Hi @BradFD , this should not make a difference, SEO-wise. Why would you like to see this?

BradFD commented 4 years ago

Sorting by modified date with most recent date first ensures optimized use of crawl budget. Additionally, in the "multiple URL" example shown in the specification document at https://www.sitemaps.org/protocol.html#sitemapXMLExample the example shows entries appearing sorted by the most recent modified date to the oldest modified date. Logically, this is also the way to do.

Djennez commented 4 years ago

@jono-alderson I contacted you about this yesterday, would you mind having a look and seeing if this is a valid feature request?

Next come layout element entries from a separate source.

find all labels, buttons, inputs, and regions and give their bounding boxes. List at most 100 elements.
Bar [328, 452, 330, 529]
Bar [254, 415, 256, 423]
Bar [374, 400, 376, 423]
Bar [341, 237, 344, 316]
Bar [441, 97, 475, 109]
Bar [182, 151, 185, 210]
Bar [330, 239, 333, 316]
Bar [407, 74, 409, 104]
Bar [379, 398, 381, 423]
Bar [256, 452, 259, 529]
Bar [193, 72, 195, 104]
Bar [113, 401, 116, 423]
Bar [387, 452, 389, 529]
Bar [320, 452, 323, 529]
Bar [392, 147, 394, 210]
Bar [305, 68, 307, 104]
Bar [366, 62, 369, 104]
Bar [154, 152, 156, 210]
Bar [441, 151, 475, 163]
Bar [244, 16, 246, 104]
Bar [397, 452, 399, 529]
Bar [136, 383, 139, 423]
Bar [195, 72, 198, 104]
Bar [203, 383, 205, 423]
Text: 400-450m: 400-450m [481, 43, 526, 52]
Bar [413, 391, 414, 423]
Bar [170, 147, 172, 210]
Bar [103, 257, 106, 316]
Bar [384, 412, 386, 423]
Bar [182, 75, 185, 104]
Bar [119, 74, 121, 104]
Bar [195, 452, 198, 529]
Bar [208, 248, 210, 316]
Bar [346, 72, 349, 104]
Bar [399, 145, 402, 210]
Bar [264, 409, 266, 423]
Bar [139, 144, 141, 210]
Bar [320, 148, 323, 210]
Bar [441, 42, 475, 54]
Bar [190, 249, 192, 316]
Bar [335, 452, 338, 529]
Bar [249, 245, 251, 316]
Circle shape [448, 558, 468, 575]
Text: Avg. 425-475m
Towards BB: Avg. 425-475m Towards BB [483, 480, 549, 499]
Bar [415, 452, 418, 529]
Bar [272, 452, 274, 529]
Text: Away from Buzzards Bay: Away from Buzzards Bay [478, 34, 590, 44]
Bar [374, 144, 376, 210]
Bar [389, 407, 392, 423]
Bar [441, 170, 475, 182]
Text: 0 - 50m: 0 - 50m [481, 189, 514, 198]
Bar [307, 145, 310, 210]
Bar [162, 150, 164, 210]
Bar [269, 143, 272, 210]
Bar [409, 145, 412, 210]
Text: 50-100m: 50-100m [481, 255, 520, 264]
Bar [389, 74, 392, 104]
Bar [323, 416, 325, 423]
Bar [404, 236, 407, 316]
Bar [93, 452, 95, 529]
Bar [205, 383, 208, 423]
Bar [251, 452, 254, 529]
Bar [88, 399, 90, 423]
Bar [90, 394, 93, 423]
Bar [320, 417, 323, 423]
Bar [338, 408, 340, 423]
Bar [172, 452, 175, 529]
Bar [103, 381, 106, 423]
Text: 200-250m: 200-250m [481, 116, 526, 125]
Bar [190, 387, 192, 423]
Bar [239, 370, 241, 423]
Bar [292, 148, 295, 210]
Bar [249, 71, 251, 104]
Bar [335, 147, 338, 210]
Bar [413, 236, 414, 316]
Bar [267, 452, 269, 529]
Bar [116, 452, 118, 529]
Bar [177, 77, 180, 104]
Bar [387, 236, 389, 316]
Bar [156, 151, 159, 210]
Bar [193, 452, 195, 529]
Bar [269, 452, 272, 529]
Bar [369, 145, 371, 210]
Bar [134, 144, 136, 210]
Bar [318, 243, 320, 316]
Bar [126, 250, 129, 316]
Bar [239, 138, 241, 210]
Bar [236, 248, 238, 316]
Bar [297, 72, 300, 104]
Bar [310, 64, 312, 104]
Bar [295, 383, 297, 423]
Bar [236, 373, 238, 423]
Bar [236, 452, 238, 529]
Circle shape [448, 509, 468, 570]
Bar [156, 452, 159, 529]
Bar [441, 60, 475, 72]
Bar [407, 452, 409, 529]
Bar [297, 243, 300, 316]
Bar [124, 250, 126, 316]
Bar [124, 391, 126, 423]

jonoalderson commented 4 years ago

I don't think that the ordering is particularly important as far as Google is concerned (unless you have an enormous site, crawl budget for XML sitemaps shouldn't be a concern - they're not crawled/consumed/processed in the same way/system as conventional URLS/pages).

However, generally, I think that sorting by last modified date would make sense as a default.

Buuuut, I think this needs some scoping. I'm thinking it through, and there are some grey areas. E.g.,

More generally, If I make a minor alteration to a legacy post, should that catapult it to the top of the list? That feels awkward.

Up for discussion!

Lofesa commented 4 years ago

Hi My 5 cts. I think is a reasonable feature. When the OP say crawl budget, I think is not about crawl the xml files but to urls from the site, i will say, if you have and old site with 1000 url´s you may expect that not all the url be crawled, so the user may will that the newest url be crawled/indexed first, before the older content. In other hand, if you modify and older post, changed their content, you may will that these renewed post be crawled before the unchanged older post. About special pages, all most the blog home is allways the 1st. cause in the functions that put the url in sitemap first is calculated the home and then the post/pages. maybe others stuff like store home need some modifications. But all this maybe solved with a check in settings and let the user choose wath the order for sitemaps is.

adidoro commented 3 years ago

I also think is a good feature. Any update yet?

saqib-ahmed commented 3 years ago

This is a must-have feature for us. Any update on this?

mbenedek commented 2 years ago

Google uses the first few elements as the "site links" under the main page search result. So, yes it absolutely matters what order the posts are in. Also, logically, the most recently modified post should be at the top of the list, since it has the most recent content, and should be indexed first, not last.

jonoalderson commented 2 years ago

Google uses the first few elements as the "site links" under the main page search result. So, yes it absolutely matters what order the posts are in. Also, logically, the most recently modified post should be at the top of the list, since it has the most recent content, and should be indexed first, not last.

There's no relationship between XML sitemaps (their order, or their contents), and the choice/presentation of site links - other than facilitating their discovery.

However, I do still agree that ordering by last modified (with some exceptions / special cases for the homepage, etc) is a better default; I'll make sure this is still on our radar internally.

shabnam611 commented 1 year ago

Please inform the customer of conversation # 1054950 when this conversation has been closed.

manuelRod commented 9 months ago

@Djennez any news on this feature request?

WpSEOit commented 8 months ago

we are interested too

jsayubi commented 8 months ago

We need this Feature Please!

Yvonne-Palanca commented 7 months ago

Please inform the customer of conversation # 1103732 when this conversation has been closed.